W opinii prof. Pawła Majaka należy pamiętać, że „im częściej sięgamy u dziecka po antybiotyki nie wdrażając immunoterapii, tym bardziej tracimy najlepsze okno czasowe immunologicznej plastyczności i możliwości modyfikacji przebiegu choroby alergicznej, a jednocześnie pogłębiamy procesy dysbiotyczne, czyli zaburzenia składu flory zasiedlającej drogi oddechowe”.
„Utrwalony obraz zapalny w górnych drogach oddechowych u dzieci uczulonych na roztocze zwiększa ryzyko astmy trzykrotnie! Alergia na roztocze to najsilniejszy czynnik ryzyka astmy, która przetrwa do dorosłości, pociągając za sobą ryzyko astmy ciężkiej, w przypadku której konieczne jest już leczenie biologiczne. Błędne koło nawracających infekcji i alergii na alergeny roztoczy trzeba przerwać” – twierdzi prof. Paweł Majak.
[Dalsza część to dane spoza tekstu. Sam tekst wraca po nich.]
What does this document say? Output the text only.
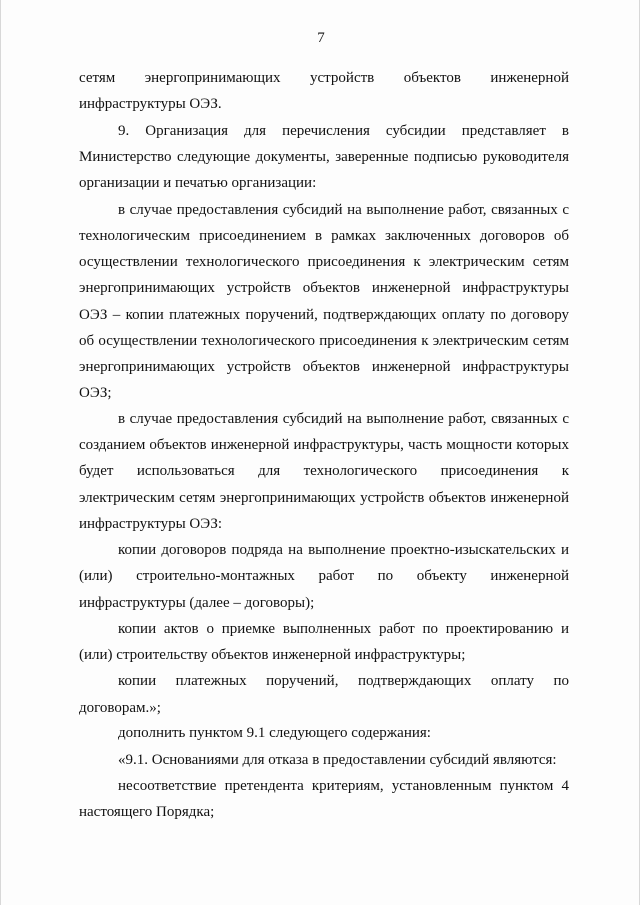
7
сетям энергопринимающих устройств объектов инженерной
инфраструктуры ОЭЗ.
9. Организация для перечисления субсидии представляет в
Министерство следующие документы, заверенные подписью руководителя
организации и печатью организации:
в случае предоставления субсидий на выполнение работ, связанных с
технологическим присоединением в рамках заключенных договоров об
осуществлении технологического присоединения к электрическим сетям
энергопринимающих устройств объектов инженерной инфраструктуры
ОЭЗ – копии платежных поручений, подтверждающих оплату по договору
об осуществлении технологического присоединения к электрическим сетям
энергопринимающих устройств объектов инженерной инфраструктуры
ОЭЗ;
в случае предоставления субсидий на выполнение работ, связанных с
созданием объектов инженерной инфраструктуры, часть мощности которых
будет использоваться для технологического присоединения к
электрическим сетям энергопринимающих устройств объектов инженерной
инфраструктуры ОЭЗ:
копии договоров подряда на выполнение проектно-изыскательских и
(или) строительно-монтажных работ по объекту инженерной
инфраструктуры (далее – договоры);
копии актов о приемке выполненных работ по проектированию и
(или) строительству объектов инженерной инфраструктуры;
копии платежных поручений, подтверждающих оплату по
договорам.»;
дополнить пунктом 9.1 следующего содержания:
«9.1. Основаниями для отказа в предоставлении субсидий являются:
несоответствие претендента критериям, установленным пунктом 4
настоящего Порядка;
Zbliżające się lato to dobry czas na spokojne rozpoczęcie procesu odczulania, które odwróci proces pogłębiającej się alergii i zmniejszy ryzyko pełnoobrazowej astmy.
Warto, aby immunoterapia podjęzykowa stała się w Polsce powszechną metodą leczenia alergii. Jest bowiem skuteczna w alergiach wziewnych: obok roztoczy kurzu domowego także w alergii na pyłki roślin. Jest nieinwazyjną, przyjazną, szczególnie dla dzieci, metodą odczulania, która może być prowadzona w domu. To niewątpliwie duża zaleta, pozwalająca na bezpieczne odczulanie również w czasie obecnej pandemii. Korzyści ze stosowania immunoterapii odnoszą pacjenci z alergicznym nieżytem nosa, alergicznym zapaleniem spojówek oraz lżejszą, kontrolowaną postacią astmy alergicznej, występującą przede wszystkim u dzieci i młodzieży.
Komunikat prasowy przygotowany przez Stowarzyszenie Dziennikarze dla Zdrowia na podstawie wykładu prof. Pawła Majaka wygłoszonego w trakcie XXVII edycji warsztatów z cyklu Quo Vadis Medicina, pt. „Jak leczyć astmę w dobie pandemii COVID-19?”, Światowy Dzień Astmy 2021.